Tomorrow evening, Colin plays the first of two dates with the Manchester-based Hallé orchestra, performing as the soloist in James MacMillan’s percussion concerto Veni, veni Emmanuel. Based on the Advent plainchant of the same name, the piece draws its inspiration from MacMillan’s Catholic faith, and has become one of Colin’s most-performed works. It uses an impressive battery of percussion instruments, producing tuned, untuned, skin, metal and wood sounds.
In a 2014 interview, MacMillan described how he “always loved the sonorities of percussion and continue to be impressed with the range of possible colours. I’ve learnt a lot from the players I’ve worked with… I’ve had the privilege to conduct a range of different percussionists and have observed how each brings different qualities to the same music.

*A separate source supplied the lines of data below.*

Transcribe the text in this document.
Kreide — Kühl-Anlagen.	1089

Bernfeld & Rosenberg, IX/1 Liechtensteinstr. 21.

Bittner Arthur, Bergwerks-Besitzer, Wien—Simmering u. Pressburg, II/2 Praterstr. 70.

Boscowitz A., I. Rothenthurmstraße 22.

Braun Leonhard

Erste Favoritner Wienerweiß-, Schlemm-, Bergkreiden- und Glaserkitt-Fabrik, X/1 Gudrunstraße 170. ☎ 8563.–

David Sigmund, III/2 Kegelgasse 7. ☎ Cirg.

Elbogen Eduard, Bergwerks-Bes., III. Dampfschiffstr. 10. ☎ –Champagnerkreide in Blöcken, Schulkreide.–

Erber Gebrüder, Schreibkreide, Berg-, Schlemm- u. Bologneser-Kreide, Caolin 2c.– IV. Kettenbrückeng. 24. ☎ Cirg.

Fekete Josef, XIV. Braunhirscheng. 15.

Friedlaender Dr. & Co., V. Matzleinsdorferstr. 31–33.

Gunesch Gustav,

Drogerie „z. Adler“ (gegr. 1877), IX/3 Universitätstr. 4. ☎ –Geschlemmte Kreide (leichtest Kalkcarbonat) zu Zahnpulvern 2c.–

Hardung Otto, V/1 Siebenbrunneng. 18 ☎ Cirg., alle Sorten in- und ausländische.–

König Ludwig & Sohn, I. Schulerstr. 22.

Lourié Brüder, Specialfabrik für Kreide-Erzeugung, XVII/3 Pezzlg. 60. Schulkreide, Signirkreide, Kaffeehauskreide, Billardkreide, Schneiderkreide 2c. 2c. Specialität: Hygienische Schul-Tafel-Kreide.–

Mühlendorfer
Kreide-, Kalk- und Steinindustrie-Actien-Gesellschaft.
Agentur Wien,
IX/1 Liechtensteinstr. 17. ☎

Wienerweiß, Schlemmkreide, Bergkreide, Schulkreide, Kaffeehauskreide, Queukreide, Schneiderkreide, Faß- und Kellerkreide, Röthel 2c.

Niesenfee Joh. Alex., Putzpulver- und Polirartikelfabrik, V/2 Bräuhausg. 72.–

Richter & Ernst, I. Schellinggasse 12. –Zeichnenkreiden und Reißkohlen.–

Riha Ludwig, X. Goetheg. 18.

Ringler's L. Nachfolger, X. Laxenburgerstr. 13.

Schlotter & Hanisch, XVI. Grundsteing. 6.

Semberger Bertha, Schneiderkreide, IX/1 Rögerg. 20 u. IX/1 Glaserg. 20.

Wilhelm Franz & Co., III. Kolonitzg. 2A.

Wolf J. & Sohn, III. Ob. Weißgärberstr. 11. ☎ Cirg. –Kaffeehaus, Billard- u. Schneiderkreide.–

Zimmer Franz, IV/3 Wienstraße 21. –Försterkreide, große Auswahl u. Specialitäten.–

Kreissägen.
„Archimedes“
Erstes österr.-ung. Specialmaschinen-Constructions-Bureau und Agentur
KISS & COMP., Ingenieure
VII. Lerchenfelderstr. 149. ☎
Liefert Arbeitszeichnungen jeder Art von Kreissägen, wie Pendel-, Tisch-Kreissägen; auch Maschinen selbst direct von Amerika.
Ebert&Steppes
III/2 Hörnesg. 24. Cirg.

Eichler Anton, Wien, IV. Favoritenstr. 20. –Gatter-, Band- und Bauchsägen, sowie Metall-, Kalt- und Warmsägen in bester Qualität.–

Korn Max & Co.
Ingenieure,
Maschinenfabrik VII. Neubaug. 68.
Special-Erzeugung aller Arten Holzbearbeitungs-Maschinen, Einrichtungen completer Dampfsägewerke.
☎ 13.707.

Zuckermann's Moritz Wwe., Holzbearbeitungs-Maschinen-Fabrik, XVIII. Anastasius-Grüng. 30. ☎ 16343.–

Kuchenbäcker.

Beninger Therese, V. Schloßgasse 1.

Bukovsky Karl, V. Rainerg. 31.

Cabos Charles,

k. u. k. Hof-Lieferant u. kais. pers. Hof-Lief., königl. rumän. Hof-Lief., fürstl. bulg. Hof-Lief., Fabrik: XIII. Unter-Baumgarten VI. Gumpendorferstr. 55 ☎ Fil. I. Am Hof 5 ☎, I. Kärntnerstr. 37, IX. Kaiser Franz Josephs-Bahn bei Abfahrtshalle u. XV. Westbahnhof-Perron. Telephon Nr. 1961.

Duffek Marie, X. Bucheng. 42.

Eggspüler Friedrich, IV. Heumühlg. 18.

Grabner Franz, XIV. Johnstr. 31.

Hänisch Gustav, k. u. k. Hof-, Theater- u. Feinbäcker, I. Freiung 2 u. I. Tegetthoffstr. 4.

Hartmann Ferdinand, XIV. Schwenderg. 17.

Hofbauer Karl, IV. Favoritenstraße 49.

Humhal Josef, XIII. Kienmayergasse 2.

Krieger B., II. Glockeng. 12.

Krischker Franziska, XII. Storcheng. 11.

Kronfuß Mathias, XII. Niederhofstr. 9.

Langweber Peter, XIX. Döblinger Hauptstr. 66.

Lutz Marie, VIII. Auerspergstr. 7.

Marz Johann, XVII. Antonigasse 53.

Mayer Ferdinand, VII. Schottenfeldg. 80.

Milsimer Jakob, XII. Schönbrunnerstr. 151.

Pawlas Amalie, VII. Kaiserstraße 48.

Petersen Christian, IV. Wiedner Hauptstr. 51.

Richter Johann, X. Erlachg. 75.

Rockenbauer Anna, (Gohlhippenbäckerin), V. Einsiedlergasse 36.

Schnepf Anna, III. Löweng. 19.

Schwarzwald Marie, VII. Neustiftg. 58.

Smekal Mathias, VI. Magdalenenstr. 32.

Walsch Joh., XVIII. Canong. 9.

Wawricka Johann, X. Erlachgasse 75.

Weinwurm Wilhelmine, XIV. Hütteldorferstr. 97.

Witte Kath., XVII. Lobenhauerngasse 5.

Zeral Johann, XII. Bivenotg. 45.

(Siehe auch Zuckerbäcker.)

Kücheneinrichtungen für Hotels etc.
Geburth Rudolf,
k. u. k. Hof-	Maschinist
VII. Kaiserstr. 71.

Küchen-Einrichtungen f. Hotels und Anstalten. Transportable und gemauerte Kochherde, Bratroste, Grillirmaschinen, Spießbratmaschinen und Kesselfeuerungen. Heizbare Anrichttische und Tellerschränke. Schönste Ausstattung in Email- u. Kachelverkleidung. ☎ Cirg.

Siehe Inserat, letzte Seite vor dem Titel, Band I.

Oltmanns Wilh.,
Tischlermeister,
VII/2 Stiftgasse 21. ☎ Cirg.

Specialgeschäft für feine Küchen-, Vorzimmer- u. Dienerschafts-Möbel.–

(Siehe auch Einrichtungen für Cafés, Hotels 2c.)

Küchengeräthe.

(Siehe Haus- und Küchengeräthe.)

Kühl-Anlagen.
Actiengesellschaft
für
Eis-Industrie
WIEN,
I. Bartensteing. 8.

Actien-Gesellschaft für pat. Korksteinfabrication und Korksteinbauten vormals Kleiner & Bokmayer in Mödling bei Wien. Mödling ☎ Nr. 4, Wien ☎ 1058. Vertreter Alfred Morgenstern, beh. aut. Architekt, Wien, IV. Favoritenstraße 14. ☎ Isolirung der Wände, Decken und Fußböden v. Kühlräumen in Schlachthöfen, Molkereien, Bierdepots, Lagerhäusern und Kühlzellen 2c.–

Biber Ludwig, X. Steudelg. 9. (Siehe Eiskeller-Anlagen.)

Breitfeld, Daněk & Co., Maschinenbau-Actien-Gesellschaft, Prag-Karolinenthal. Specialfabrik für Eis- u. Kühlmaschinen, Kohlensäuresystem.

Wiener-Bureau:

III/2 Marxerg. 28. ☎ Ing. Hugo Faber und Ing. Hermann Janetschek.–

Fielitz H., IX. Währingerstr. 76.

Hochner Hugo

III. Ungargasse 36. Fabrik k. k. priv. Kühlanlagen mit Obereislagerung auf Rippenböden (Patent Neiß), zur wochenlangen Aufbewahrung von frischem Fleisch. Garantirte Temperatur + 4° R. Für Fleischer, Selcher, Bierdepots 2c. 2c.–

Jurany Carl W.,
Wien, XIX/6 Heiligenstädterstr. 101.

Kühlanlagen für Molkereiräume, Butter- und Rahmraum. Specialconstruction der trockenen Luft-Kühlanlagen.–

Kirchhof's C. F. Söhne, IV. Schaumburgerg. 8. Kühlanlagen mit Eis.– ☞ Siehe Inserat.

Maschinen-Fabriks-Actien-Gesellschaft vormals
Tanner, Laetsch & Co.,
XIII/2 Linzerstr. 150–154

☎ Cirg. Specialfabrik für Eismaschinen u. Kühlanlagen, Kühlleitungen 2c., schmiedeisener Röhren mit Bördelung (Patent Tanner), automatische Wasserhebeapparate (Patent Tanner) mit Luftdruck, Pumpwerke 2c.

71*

If I had to characterise Colin’s approach it would be a combination of accuracy and sensitivity that generates real emotion.”
In February, Colin will appear with the Hallé again for a three-day celebration of the music of living legend, Philip Glass. Colin will conduct musicians from the orchestra and from the nearby Royal Northern College of Music in Glassworks, and the following day in Frans Lanting’s LIFE: A Journey Through Time. Colin previously conducted the Hallé in their Reich festival earlier this year, which received a five-star review in the Daily Telegraph, with the Guardian describing how Colin “tightly corralled” the orchestra “with a percussionist’s instinct for meter”.